Which brings us to another revision to the DSM to be prayed for, this one not an addition but a deletion. The DSM currently characterizes Post-Traumatic Stress as a “Disorder.” U.S. military medical personnel confronting a soldier’s reaction to trauma, usually manifested as some greater or lesser degree of stress, commonly seize on the DSM definition in addressing the reaction. This produces one or a combination of the following results, sometimes depending on whether the soldier means to stay in the service or leave it:
The soldier who intends to make a career of the military is loath to have a “disorder” on his or her (inexpungible) military record. The military culture is one that penalizes anyone suspected of emotional weakness. The military is trying to change this, with little success. Commanders may urge people to report themselves if they are experiencing symptoms of stress, promising there will be no penalty, no stigma, attaching to those who ask for help. By and large, soldiers do not trust the leadership, at least on this point. Accordingly, soldiers who need help are likely to resist seeking it.

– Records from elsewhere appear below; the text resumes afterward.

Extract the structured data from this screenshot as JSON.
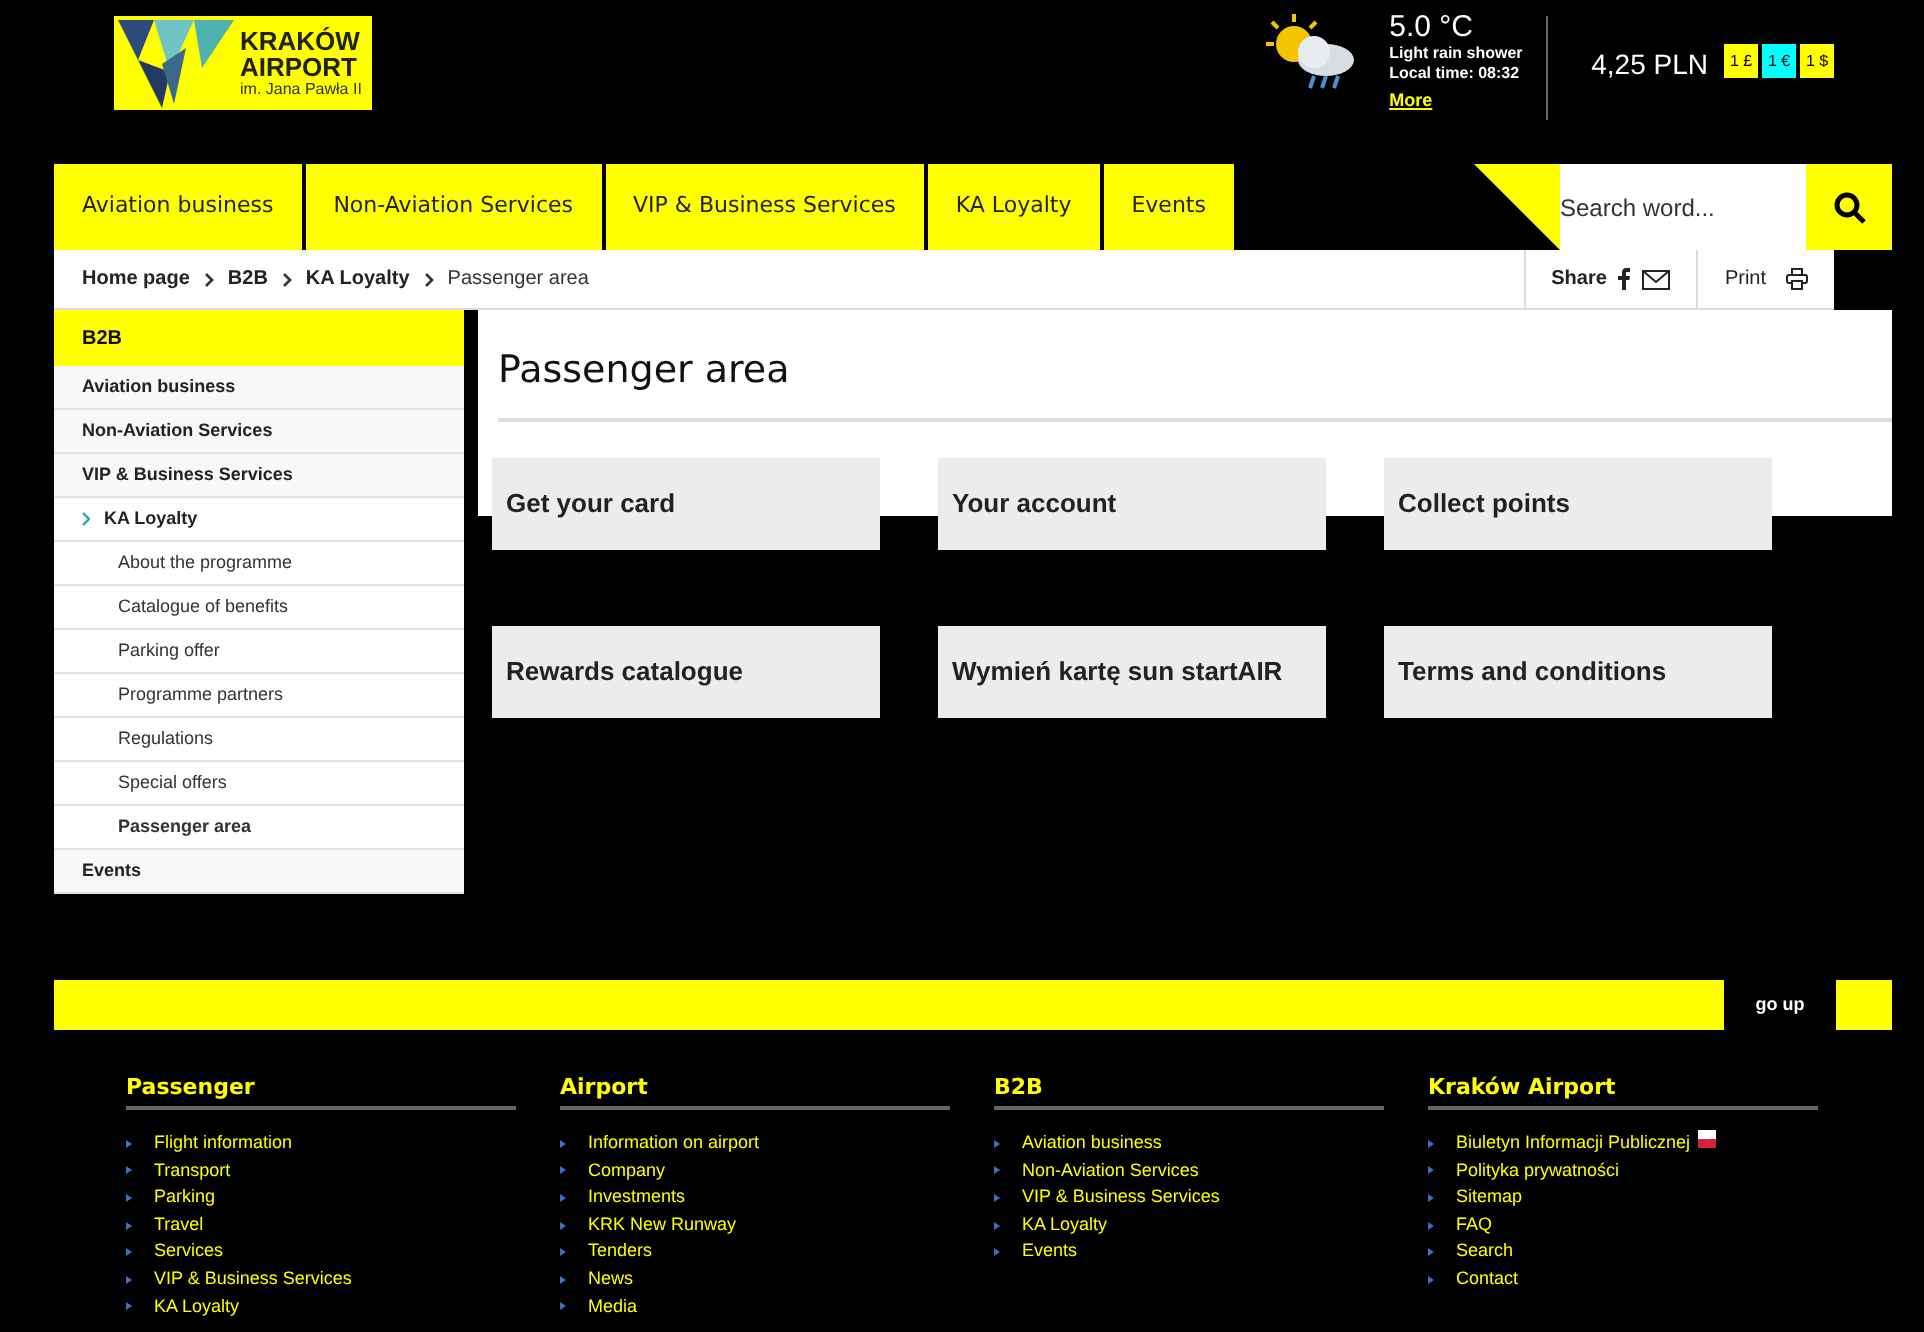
{
  "logo": {
    "name": "KRAKÓW",
    "name_2": "AIRPORT",
    "subtitle": "im. Jana Pawła II"
  },
  "weather": {
    "temperature": "5.0 °C",
    "condition": "Light rain shower",
    "local_time": "Local time: 08:32",
    "link": "More"
  },
  "currency": {
    "rate": "4,25 PLN",
    "options": [
      {
        "label": "1 £",
        "selected": false
      },
      {
        "label": "1 €",
        "selected": true
      },
      {
        "label": "1 $",
        "selected": false
      }
    ]
  },
  "nav": [
    "Aviation business",
    "Non-Aviation Services",
    "VIP & Business Services",
    "KA Loyalty",
    "Events"
  ],
  "search": {
    "placeholder": "Search word..."
  },
  "breadcrumb": [
    "Home page",
    "B2B",
    "KA Loyalty",
    "Passenger area"
  ],
  "share": "Share",
  "print": "Print",
  "sidebar": {
    "title": "B2B",
    "items": [
      {
        "label": "Aviation business",
        "expanded": false
      },
      {
        "label": "Non-Aviation Services",
        "expanded": false
      },
      {
        "label": "VIP & Business Services",
        "expanded": false
      },
      {
        "label": "KA Loyalty",
        "expanded": true,
        "children": [
          {
            "label": "About the programme",
            "selected": false
          },
          {
            "label": "Catalogue of benefits",
            "selected": false
          },
          {
            "label": "Parking offer",
            "selected": false
          },
          {
            "label": "Programme partners",
            "selected": false
          },
          {
            "label": "Regulations",
            "selected": false
          },
          {
            "label": "Special offers",
            "selected": false
          },
          {
            "label": "Passenger area",
            "selected": true
          }
        ]
      },
      {
        "label": "Events",
        "expanded": false
      }
    ]
  },
  "page_title": "Passenger area",
  "tiles": [
    "Get your card",
    "Your account",
    "Collect points",
    "Rewards catalogue",
    "Wymień kartę sun startAIR",
    "Terms and conditions"
  ],
  "go_up": "go up",
  "footer_columns": [
    {
      "title": "Passenger",
      "links": [
        {
          "label": "Flight information"
        },
        {
          "label": "Transport"
        },
        {
          "label": "Parking"
        },
        {
          "label": "Travel"
        },
        {
          "label": "Services"
        },
        {
          "label": "VIP & Business Services"
        },
        {
          "label": "KA Loyalty"
        }
      ]
    },
    {
      "title": "Airport",
      "links": [
        {
          "label": "Information on airport"
        },
        {
          "label": "Company"
        },
        {
          "label": "Investments"
        },
        {
          "label": "KRK New Runway"
        },
        {
          "label": "Tenders"
        },
        {
          "label": "News"
        },
        {
          "label": "Media"
        }
      ]
    },
    {
      "title": "B2B",
      "links": [
        {
          "label": "Aviation business"
        },
        {
          "label": "Non-Aviation Services"
        },
        {
          "label": "VIP & Business Services"
        },
        {
          "label": "KA Loyalty"
        },
        {
          "label": "Events"
        }
      ]
    },
    {
      "title": "Kraków Airport",
      "links": [
        {
          "label": "Biuletyn Informacji Publicznej",
          "badge": true
        },
        {
          "label": "Polityka prywatności"
        },
        {
          "label": "Sitemap"
        },
        {
          "label": "FAQ"
        },
        {
          "label": "Search"
        },
        {
          "label": "Contact"
        }
      ]
    }
  ]
}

The soldier who intends to leave the military is equally reluctant for his or her medical record to have the pejorative term “disorder” permanently inscribed as they try to find employment in the civilian job market. For some professions, e.g. law enforcement, the associated stigma can be an absolute bar to employment.
Post-Traumatic Stress is a condition associated with warfare for as long wars have been fought. It is freighted with euphemisms that can be found in accounts of conflict going back to the Iliad, but there is little more understanding of how to manage it today than there was when Achilles slew Hector, despite mountains of monographs, studies, and theoretical therapies. The one conclusion that clearly can be drawn is that reaction to trauma differs from one person to the next and is not susceptible to the kind of standardization implied in the Diagnostic and Statistical Manual of Mental Disorders.
Whatever becomes of “bereavement” as an accouterment to depression in the next edition of the DSM, the term “Disorder” must be detached from Post-Traumatic Stress if our military personnel are to have a fair shot at surviving the consequences of their hard service to our nation.